宜州一带的春日来得极早,
年后雨水一落,路边的草野就蒙蒙地泛了绿。再等上两日,那一点些微的绿意一夜之间就汹涌地漫延出去,
满目是生机勃勃的青翠。
风也是熹微的,
卷着阳光,拂过梢头的嫩芽,一直升到如洗的碧空中。白知秋蹲下身,递给扯住他袍角的少年一块饼,又给他餵了一颗丹药,
轻声道:“慢些吃。”
少年狼吞虎咽,
根本不接话。
白知秋手指轻拂过他结块的乱发,在额角探到了明显的温度:“你没地方去了么?”
少年猛地吞下最后一口,噎得直掐喉咙,
白知秋便一下一下给他拍背顺气:“你知道绍郡怎么走吗?”
“去绍郡吧,
”白知秋没有看他迟疑伸出的手指,
起身往另一个方向走去,
“去了那边,会有人想办法收留你。”
“餵……”少年一楞,手忙脚乱就要追,却见方才给他吃食的白衣公子走了几步,身形一闪,
已经看不见了。
他用力地揉了揉眼睛,
白得发晕的日光下,只有栖在树上的几只乌鸦,一动不动地盯视着他。
宜州的瘟疫已经蔓延四五年,
连曾经饿殍遍野插标卖首的景象似乎都成了挣扎的存证。去岁冬日太过寒冷,
太多人没有熬过,
再加上涝灾,仅存的良田颗粒无收,半碗残羹都变成了奢求。
人烟已经稀少到了难以言表的地步,只有尸体腐烂的血气和腥臭一起升起,混成令人窒息的味道。

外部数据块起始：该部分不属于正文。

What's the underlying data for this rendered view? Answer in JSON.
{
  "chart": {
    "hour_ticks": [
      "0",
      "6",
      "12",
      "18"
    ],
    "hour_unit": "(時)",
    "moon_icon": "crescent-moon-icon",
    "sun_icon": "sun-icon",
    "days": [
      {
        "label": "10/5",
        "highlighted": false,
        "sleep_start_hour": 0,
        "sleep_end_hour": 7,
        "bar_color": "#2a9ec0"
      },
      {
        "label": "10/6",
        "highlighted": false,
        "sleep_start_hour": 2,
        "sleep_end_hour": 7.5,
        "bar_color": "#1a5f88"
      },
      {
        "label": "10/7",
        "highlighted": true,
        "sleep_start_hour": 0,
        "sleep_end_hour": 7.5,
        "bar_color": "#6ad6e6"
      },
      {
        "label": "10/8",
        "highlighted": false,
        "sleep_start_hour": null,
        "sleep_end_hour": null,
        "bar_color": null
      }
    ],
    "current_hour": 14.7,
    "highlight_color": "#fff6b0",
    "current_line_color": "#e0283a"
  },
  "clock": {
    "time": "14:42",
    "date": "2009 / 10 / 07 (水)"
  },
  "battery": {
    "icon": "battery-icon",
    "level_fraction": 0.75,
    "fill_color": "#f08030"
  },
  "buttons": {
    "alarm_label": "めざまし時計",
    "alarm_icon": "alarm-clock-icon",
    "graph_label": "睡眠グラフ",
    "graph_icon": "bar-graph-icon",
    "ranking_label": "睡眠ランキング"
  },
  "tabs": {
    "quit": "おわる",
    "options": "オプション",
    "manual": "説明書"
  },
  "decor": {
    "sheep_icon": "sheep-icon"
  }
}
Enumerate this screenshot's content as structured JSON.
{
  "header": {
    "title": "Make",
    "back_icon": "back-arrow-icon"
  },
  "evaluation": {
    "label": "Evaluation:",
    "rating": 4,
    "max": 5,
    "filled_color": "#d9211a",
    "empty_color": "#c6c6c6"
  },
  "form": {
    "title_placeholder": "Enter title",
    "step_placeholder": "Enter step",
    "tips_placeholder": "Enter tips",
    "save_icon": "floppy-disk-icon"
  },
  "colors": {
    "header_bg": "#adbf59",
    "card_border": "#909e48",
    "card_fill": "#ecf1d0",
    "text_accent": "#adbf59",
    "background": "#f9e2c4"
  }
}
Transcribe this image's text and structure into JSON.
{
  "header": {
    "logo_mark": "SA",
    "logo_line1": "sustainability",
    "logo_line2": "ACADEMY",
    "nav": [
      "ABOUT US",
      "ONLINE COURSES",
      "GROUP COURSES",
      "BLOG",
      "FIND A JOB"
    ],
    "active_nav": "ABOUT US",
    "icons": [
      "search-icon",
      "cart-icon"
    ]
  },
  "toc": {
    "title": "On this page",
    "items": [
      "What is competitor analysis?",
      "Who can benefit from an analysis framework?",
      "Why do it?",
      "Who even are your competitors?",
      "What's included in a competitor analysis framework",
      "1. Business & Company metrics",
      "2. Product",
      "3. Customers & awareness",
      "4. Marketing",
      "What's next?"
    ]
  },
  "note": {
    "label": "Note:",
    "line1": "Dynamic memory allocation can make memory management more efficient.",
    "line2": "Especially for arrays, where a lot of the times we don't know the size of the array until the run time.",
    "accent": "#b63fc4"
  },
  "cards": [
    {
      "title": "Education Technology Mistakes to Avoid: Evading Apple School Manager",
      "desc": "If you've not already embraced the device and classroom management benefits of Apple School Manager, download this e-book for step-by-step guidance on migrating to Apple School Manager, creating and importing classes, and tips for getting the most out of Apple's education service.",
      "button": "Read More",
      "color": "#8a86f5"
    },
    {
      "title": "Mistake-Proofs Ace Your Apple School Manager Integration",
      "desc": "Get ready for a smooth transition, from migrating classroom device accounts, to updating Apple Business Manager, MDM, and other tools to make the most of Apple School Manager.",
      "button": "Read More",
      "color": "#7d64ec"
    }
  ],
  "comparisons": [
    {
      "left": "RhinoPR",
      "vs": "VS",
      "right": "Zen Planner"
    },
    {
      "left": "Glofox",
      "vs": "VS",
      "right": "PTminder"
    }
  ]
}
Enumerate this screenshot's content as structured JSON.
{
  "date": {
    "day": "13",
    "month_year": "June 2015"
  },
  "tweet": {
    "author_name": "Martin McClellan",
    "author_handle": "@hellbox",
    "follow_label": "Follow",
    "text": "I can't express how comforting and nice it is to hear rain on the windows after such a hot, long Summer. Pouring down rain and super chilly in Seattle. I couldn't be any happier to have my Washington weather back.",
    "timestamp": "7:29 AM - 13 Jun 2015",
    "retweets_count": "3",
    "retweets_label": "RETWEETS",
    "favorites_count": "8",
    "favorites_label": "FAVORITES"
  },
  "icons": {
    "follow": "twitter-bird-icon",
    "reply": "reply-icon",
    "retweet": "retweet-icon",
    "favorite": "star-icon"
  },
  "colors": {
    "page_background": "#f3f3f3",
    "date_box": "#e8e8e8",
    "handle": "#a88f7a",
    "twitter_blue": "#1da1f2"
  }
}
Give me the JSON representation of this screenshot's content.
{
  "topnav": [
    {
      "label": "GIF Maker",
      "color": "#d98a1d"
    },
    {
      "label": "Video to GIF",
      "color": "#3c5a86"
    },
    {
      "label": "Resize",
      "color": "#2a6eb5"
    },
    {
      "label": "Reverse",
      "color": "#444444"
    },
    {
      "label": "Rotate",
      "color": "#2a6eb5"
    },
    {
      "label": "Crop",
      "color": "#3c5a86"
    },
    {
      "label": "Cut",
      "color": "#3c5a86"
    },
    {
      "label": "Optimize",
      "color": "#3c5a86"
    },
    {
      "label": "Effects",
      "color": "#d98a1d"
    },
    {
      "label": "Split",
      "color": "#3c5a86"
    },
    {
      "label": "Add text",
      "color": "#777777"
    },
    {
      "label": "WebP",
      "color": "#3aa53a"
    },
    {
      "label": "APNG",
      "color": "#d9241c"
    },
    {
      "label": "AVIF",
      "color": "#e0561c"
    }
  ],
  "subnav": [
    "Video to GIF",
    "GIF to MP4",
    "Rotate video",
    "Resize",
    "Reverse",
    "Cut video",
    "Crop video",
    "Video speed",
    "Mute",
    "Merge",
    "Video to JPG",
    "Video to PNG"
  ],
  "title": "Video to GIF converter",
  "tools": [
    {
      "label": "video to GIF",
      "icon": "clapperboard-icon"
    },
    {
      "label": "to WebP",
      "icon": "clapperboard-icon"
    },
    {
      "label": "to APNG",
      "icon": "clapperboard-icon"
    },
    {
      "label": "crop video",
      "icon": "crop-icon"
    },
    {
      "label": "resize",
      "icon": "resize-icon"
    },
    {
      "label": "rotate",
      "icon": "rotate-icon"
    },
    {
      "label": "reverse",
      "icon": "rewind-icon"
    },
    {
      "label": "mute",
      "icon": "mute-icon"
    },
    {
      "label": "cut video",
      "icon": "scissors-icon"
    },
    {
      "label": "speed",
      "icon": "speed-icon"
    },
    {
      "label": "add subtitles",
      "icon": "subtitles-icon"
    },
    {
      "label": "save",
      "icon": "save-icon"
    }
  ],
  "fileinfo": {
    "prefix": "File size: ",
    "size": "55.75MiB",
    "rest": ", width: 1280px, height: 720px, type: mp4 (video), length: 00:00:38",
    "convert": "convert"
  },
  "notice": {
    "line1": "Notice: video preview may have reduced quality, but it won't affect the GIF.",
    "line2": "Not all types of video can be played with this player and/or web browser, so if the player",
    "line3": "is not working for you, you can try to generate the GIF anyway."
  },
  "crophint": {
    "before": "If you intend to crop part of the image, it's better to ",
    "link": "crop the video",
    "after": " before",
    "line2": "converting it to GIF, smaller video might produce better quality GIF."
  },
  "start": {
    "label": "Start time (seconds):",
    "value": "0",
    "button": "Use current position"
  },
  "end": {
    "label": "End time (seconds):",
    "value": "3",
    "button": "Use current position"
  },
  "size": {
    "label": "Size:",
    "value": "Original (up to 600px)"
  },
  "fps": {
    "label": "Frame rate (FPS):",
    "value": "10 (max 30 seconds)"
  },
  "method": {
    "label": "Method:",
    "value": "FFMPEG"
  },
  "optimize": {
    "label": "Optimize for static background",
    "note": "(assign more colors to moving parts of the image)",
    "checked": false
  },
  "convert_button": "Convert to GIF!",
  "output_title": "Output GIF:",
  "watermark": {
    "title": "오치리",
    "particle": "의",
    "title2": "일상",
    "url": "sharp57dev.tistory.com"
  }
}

有个女人靠在树下,怀中抱着襁褓,目光死寂。白知秋想过去,但手在药囊中一摸,已经空了。
尚未干透的雨雾和瘴气混合起来,蒸腾成风吹不散的毒雾。一只黑鸦扑棱飞过,在地面上划过一道不祥的阴影。白知秋慢半拍地仰眸去看,只见一块碎肉落下来,沾在他衣袍上,染出一点猩红。
女人木然扭过头,像无知无觉的木偶,顺着她视线的方向,光亮粼粼的河边躺着一具不成型的尸体,已经被吃的差不多了。
她盯着看了片刻,又木然转回来,边颠手中的襁褓边咿咿啊啊说着什么。随着她的动作,婴儿青灰色的脸一闪而过。
宜州就像是一副徐徐展开的古画,天灾给它染上沈重的底色,春岁强行上出一层生机勃勃,却因画就它的是无数凡人的血肉,显出一种狰狞的残败。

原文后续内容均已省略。